WADBERT: Dual-channel Web Attack Detection Based on BERT Models
Kangqiang Luo, Yi Xie, Shiqian Zhao, Jing Pan
TL;DR
WADBERT tackles web attack detection by addressing irregular and symbol-dense HTTP requests, unordered payload parameters, and the need for attack traceability. It introduces Hybrid Granularity Embedding to fuse character-level and subword information, uses dual encoders URLBERT and SecBERT to extract URL and payload semantics, and applies a multi-head attention mechanism to model unordered parameter relationships and locate malicious parameters. Empirical results on CSIC2010 and SRBH2020 show state-of-the-art accuracy (up to 99.70%) and strong F1-scores, with ablation and interpretability analyses confirming the contribution of each component. The approach offers robust detection and actionable parameter-level insights, making it highly applicable to real-world web application firewall scenarios.
Abstract
Web attack detection is the first line of defense for securing web applications, designed to preemptively identify malicious activities. Deep learning-based approaches are increasingly popular for their advantages: automatically learning complex patterns and extracting semantic features from HTTP requests to achieve superior detection performance. However, existing methods are less effective in embedding irregular HTTP requests, even failing to model unordered parameters and achieve attack traceability.
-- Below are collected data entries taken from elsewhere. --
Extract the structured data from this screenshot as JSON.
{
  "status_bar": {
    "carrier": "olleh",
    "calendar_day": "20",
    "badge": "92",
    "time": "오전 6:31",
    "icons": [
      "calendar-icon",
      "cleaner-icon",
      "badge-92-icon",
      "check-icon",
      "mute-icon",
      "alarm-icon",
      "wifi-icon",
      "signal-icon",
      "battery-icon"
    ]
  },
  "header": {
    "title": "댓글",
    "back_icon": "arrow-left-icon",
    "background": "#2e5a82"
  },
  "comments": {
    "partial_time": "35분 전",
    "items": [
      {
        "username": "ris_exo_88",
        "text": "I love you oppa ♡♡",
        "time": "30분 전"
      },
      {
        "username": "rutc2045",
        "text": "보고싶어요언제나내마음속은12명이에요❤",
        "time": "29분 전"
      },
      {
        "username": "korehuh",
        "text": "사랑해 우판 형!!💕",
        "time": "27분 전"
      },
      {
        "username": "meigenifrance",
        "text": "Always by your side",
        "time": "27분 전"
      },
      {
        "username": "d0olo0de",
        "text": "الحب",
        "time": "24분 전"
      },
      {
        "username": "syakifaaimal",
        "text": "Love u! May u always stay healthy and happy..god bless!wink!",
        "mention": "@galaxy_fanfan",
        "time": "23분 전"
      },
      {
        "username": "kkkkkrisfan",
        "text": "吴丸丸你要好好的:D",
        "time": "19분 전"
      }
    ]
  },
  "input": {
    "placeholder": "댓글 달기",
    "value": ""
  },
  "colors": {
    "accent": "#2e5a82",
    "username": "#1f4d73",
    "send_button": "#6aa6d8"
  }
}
In this paper, we propose an effective web attack detection model, named WADBERT. It achieves high detection accuracy while enabling the precise identification of malicious parameters. To this end, we first employ Hybrid Granularity Embedding (HGE) to generate fine-grained embeddings for URL and payload parameters. Then, URLBERT and SecBERT are respectively utilized to extract their semantic features. Further, parameter-level features (extracted by SecBERT) are fused through a multi-head attention mechanism, resulting in a comprehensive payload feature. Finally, by feeding the concatenated URL and payload features into a linear classifier, a final detection result is obtained. The experimental results on CSIC2010 and SR-BH2020 datasets validate the efficacy of WADBERT, which respectively achieves F1-scores of 99.63% and 99.50%, and significantly outperforms state-of-the-art methods.